1940s, 3/4, Alfred Hitchcock, Review, Thriller

Foreign Correspondent

Foreign Correspondent - movie POSTER (Style A) (27" x 40") (1948 ...

#31 in my Ranking of Alfred Hitchcock’s films.

On the whole, this is an entertaining globe trotting adventure with a winning pair of leads, however I do have some issues that feel like would have been easy enough to fix and drag the film down a bit. Reading the background of the film’s production highlights some of the challenges in making a cohesive picture considering the challenges Hitchcock faced when Selznick loaned him out to Walter Wagner who wanted an up to the minute topical adventure film that reflected the reality of the European situation up to then. Which was a challenge, of course, because of the natural lag between production and release.

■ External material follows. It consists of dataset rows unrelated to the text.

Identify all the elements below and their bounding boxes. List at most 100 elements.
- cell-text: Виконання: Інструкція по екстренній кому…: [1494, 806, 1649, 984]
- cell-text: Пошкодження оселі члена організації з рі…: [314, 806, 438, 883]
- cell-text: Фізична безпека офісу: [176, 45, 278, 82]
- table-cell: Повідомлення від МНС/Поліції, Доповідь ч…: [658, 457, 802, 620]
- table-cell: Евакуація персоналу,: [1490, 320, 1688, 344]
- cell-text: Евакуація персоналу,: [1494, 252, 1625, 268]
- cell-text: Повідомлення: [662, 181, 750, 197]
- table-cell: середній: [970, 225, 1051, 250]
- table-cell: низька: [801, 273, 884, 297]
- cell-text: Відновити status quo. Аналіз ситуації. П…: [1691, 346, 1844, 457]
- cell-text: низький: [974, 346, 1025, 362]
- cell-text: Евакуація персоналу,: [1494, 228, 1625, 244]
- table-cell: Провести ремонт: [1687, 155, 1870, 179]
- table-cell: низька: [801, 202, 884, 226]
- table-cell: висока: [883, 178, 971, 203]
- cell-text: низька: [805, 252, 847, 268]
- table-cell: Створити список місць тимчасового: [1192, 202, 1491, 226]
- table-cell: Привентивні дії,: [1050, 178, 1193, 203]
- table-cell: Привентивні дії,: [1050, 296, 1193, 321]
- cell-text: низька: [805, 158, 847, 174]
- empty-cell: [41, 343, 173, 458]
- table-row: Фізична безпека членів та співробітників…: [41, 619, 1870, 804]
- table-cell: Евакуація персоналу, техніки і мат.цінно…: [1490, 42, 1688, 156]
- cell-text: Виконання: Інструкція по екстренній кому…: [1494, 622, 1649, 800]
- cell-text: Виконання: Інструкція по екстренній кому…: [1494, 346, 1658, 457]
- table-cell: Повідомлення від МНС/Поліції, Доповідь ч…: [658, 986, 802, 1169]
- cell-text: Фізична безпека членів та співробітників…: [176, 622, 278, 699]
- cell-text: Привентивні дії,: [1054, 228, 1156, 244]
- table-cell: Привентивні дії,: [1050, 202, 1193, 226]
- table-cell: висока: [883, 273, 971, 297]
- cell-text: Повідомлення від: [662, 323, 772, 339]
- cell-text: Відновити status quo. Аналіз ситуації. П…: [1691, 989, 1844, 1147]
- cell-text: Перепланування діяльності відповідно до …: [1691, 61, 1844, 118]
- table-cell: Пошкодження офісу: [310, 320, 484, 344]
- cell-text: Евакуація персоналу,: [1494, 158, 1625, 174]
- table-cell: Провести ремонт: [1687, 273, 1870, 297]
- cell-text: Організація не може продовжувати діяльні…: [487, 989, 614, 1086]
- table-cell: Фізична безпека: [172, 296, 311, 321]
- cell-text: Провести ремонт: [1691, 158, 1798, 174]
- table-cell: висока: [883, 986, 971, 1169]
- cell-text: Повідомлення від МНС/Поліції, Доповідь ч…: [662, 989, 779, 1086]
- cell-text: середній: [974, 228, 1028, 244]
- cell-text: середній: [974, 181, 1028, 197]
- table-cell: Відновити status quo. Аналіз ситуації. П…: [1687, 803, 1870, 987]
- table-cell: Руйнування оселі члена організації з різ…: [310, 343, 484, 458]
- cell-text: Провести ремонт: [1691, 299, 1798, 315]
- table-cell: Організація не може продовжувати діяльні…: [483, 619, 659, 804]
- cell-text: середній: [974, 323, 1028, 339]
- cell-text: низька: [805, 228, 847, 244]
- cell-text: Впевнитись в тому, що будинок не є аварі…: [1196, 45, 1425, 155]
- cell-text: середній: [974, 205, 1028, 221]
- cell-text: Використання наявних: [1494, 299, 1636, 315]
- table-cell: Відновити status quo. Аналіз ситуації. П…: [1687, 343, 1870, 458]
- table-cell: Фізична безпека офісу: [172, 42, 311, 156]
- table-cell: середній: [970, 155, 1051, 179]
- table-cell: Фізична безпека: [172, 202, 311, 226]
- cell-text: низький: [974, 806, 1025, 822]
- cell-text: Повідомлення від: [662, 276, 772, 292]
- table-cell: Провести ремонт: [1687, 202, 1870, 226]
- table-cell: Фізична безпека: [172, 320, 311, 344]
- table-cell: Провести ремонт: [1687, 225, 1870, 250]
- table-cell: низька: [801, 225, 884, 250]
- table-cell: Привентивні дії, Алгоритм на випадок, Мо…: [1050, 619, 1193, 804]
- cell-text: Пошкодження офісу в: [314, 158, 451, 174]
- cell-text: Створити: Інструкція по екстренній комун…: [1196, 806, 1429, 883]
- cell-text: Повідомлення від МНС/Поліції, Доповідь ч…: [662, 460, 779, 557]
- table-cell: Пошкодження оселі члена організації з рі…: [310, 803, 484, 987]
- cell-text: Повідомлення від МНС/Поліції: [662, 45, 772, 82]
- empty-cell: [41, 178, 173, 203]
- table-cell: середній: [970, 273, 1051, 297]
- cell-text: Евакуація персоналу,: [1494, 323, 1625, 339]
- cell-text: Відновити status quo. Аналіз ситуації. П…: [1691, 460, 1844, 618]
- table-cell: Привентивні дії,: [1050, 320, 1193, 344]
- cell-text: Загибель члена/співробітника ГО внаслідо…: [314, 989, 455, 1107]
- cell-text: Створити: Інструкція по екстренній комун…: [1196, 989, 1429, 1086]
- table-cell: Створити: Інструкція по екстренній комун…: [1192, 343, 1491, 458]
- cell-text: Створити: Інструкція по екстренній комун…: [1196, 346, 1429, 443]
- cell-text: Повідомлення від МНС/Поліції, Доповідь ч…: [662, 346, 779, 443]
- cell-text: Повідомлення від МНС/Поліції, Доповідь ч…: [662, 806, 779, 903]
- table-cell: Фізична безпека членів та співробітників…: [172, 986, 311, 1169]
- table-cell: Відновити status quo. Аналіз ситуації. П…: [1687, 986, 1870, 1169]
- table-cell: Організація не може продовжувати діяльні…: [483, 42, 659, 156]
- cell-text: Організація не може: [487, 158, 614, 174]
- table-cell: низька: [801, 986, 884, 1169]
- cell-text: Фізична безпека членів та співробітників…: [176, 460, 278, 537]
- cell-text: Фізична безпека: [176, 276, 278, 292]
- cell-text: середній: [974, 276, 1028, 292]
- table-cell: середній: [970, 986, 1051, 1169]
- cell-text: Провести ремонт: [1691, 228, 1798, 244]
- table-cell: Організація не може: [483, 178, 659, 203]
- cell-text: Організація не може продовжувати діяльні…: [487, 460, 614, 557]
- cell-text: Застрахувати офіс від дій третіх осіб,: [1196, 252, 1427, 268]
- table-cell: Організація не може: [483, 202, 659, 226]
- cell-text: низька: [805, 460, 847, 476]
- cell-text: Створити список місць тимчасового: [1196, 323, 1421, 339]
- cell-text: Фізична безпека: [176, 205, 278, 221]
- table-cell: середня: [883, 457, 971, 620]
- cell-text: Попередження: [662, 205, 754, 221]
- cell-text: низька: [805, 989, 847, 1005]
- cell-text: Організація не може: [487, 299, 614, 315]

The story is that a New York newspaper, the Globe, wants a real reporter in Europe to figure out the story of the European situation because his current crop of foreign correspondents are doing little more than forwarding official messages back to the paper. He grabs John Jones, a hard nosed beat reporter, gives him a new name (Huntley Haverstock) and a ticket to England to try and track down the Dutch diplomat Van Meer. Jones shares a cab with Van Meer on the way to a luncheon and then meets Carol Fisher, the daughter of one of the organizers of the luncheon and leaders of the peace movement to prevent war. I can understand Jones being smitten with Carol. She’s pretty and spunky. However, especially considering how utterly annoying Jones demonstrates that newfound affection (through a long series of notes over the course of the luncheon) and then climbing into her hotel room (with good reason, that is), Carol’s sudden admission of deep felt love for Jones feels out of nowhere and unsupported. It annoys me.

Anyway, to continue the story, Van Meer doesn’t actually show up for the luncheon despite being in the cab with Jones. The action moves to Amsterdam and another peace party event where Van Meer shows up, doesn’t recognize Jones, and then immediately gets shot in the face. This is the movie at its height. One man (joined by Carol and another reporter ffolliott) goes on a chase and enters into a conspiracy that he does not understand but needs to find out. Left alone at a windmill, Jones goes up and down, in and out of the windmill finding some of the players involved in the conspiracy, and it’s a marvelously tense sequence as he just keeps out of sight. The set design is impeccable with a two story structure, an array of large gears constantly in motion, large beams that cast large shadows, all for Jones to weave through to try and find the secret hidden within.

The next section drags a bit, I think, as Jones and Carol (along with ffolliott) make it back to London where we discover some untoward things about Carol’s father. It feels more like a first act than a second act as it works towards a nice little sequence at the top of the Catholic Cathedral in London at Westminster. Nothing in this section of the movie is really bad or anything, it just feels a bit too lackadaisical. Instead of building overall tension, it seems to have relieved it completely and is starting from scratch.

Now, for the MacGuffin. The specifics of MacGuffins don’t actually matter that much. All that matters is the characters’ desire to acquire it. Probably the most amusing of MacGuffins in Hitchcock’s filmography is in North by Northwest where Leo G. Carroll calmly explains to Cary Grant that the bad guy has unspecified secrets. The specifics don’t matter, just that he has them. That would have been a better way to go in Foreign Correspondent because once the specifics of the MacGuffin come out, it’s ridiculous. Two countries entered into a treaty with a secret, unwritten, clause that only the two ambassadors knew about and memorized. How, on Earth, is that supposed to work? Which of the two countries actually entered into the agreement in that secret clause that no one else knows about? Which king of parliament agreed to it? How is it binding at all? It’s not that it doesn’t make sense from a reality point of view but it doesn’t make any sense at all, and this is the lynchpin that holds the movie together. Better to hide the lynchpin from view a bit more.

Overall, it’s an entertaining adventure through pre-war Europe, ending with an incredibly well executed plane crash in the middle of the Atlantic Ocean, I just wish the romance was less awful, the second act was tighter, and the MacGuffin made more sense. It’s Hitchcock’s first attempt to recapture the magic of The 39 Steps since coming to Hollywood , and he almost gets there. He crafted an entertaining but loose adventure that’s as up to date as possible.